Just like G80, each cluster has its own L1 cache which connects to the
ROPs - where all the back-end work takes place, including antialiasing -
and then out to main card memory.
ROPs
GTX 280 carries eight ROPs (raster operators) - seen in
red and blue - that can each process four pixels per clock. GeForce 8-series
and 9-series GPUs have six such partitions, again capable of four ppc.
The new SKU, however, can also blend at 32 pixels per clock, whereas G80
needed to split a blender between two ROPs, leading to a 24 ROP (6x4)

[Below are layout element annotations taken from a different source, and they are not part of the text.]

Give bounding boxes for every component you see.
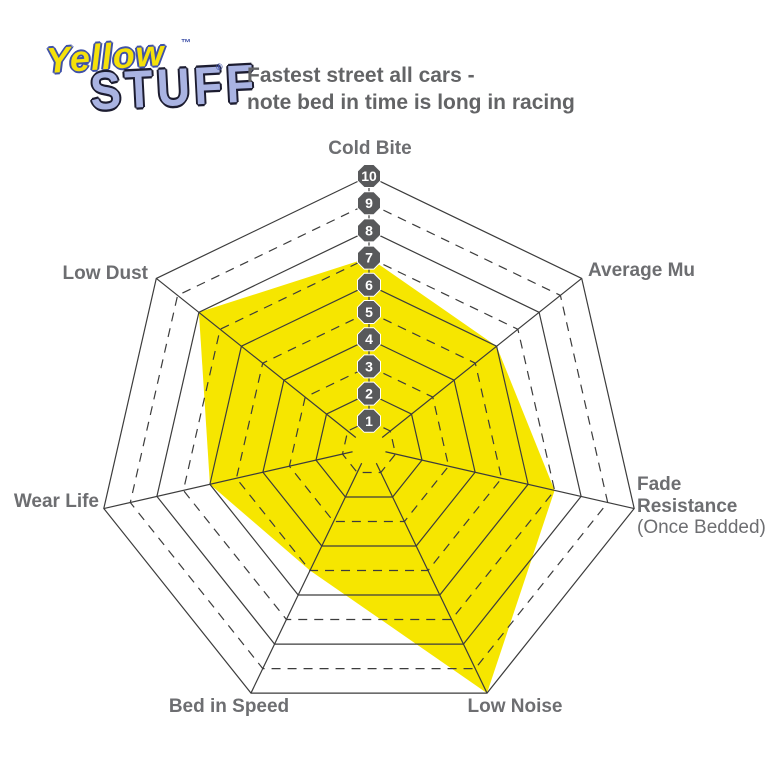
radar-grid-ring-5 [235,311,503,572]
axis-label-cold-bite: Cold Bite [328,138,412,159]
scale-badge-8 [357,218,381,243]
radar-grid-ring-3 [288,365,450,523]
radar-grid-ring-1 [341,420,397,474]
radar-axis-spoke-5 [103,451,353,510]
scale-badge-label-4: 4 [365,331,373,347]
radar-axis-spoke-2 [385,451,635,510]
radar-grid-ring-4 [262,338,476,547]
axis-label-low-noise: Low Noise [467,696,563,717]
scale-badge-label-6: 6 [365,277,373,293]
radar-axis-spoke-1 [381,277,583,438]
scale-badge-label-10: 10 [361,168,377,184]
axis-label-wear-life: Wear Life [13,491,99,512]
logo-registered-mark: ® [216,62,223,72]
yellowstuff-logo: Yellow ™ STUFF ® [38,30,260,130]
radar-grid-ring-9 [129,202,609,670]
radar-data-polygon [198,257,555,694]
chart-title: Fastest street all cars - note bed in ti… [247,62,575,116]
axis-label-bed-in-speed: Bed in Speed [168,696,290,717]
radar-axis-spoke-6 [155,277,357,438]
scale-badge-label-1: 1 [365,413,373,429]
radar-axis-spoke-4 [250,462,363,694]
chart-title-line2: note bed in time is long in racing [247,91,575,114]
radar-grid-ring-7 [182,256,556,621]
scale-badge-2 [357,381,381,406]
scale-badge-5 [357,300,381,324]
radar-grid-ring-8 [156,229,582,645]
radar-axis-spoke-3 [375,462,488,694]
scale-badge-label-3: 3 [365,358,373,374]
scale-badge-1 [357,408,381,433]
logo-trademark: ™ [181,38,191,49]
scale-badge-label-9: 9 [365,195,373,211]
scale-badge-label-7: 7 [365,250,373,266]
radar-grid-ring-6 [209,284,529,596]
scale-badge-9 [357,191,381,216]
chart-title-line1: Fastest street all cars - [247,64,475,87]
scale-badge-4 [357,327,381,352]
scale-badge-10 [357,164,381,188]
scale-badge-label-5: 5 [365,304,373,320]
axis-label-average-mu: Average Mu [588,260,695,281]
scale-badge-label-2: 2 [365,386,373,402]
axis-label-low-dust: Low Dust [62,263,149,284]
axis-sublabel-once-bedded: (Once Bedded) [637,517,766,538]
radar-grid-ring-2 [315,392,423,498]
axis-label-fade-resistance: Fade Resistance (Once Bedded) [637,474,766,538]
scale-badge-label-8: 8 [365,222,373,238]
scale-badge-7 [357,245,381,270]
scale-badge-6 [357,272,381,297]
scale-badge-3 [357,354,381,379]
radar-grid-ring-10 [103,175,635,694]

and 12-blend count. In short, greater than 33 per cent more ROPs and better than 3x the blending, at equal clock speeds.
Memory
Coming down further, each ROP has access to a little L2
cache and a 64-bit connection to main memory. Combining the 64-bit
pathways with the eight channels, GTX 280 supports a 512-bit interface - twice that of GeForce 9800 GTX and higher than the 384-bit pushed with
the original G80s. Having bags of fast memory is always good for the
ROPs, especially when loaded with resolution and copious amounts of
filtering.
GeForce GTX 280 is equipped with a 1GiB frame-buffer, though NVIDIA opted to
go with GDDR3 DRAMs to keep costs relatively in check.
Other new bits and pieces
ATI introduced double-precision (64-bit) floating-point
compliance with its Radeon HD 3000-series and NVIDIA's
GTX 200-series supports it, too, via what's termed a fused-MADD. The ability is useful for
the GPGPU environment where calculation accuracy is absolutely
paramount.
Double-precision calculation, of course, takes away throughput - you
can have one or the other at the same time. GTX 280 can operate with 30
double-precision processors - or one-eighth speed - working in a
concurrent manner.
It's likely, though, that 64-bit floating-point computing will remain the domain of
high-end CPUs until NVIDIA or ATI launches a specific GPU for this
purpose.
Geometry shading, which is part of the DX10 specification, and Stream Out - a sub-set of the geometry shader - have both been greatly improved,
according to NVIDIA.
Stream Out is handy when you want to continually re-use previously-generated data without having to
re-render it, saving bandwidth and time.
NVIDIA has also increased what's termed the register files. Put simply,
they're storage spaces on the streaming multiprocessors that hold the
shaders, ready for execution. Super-long shaders caused the G80 to fill
its register space, thus requiring main memory to lend a hand. Bottom
line - larger register files mean more on-chip action and, potentially,
higher performance.
There's been a general cleaning-up of the architecture, ranging from greater efficiency at memory accesses to better compression and Z-cull performance - where you occlude pixels that won't be shown - at higher resolutions.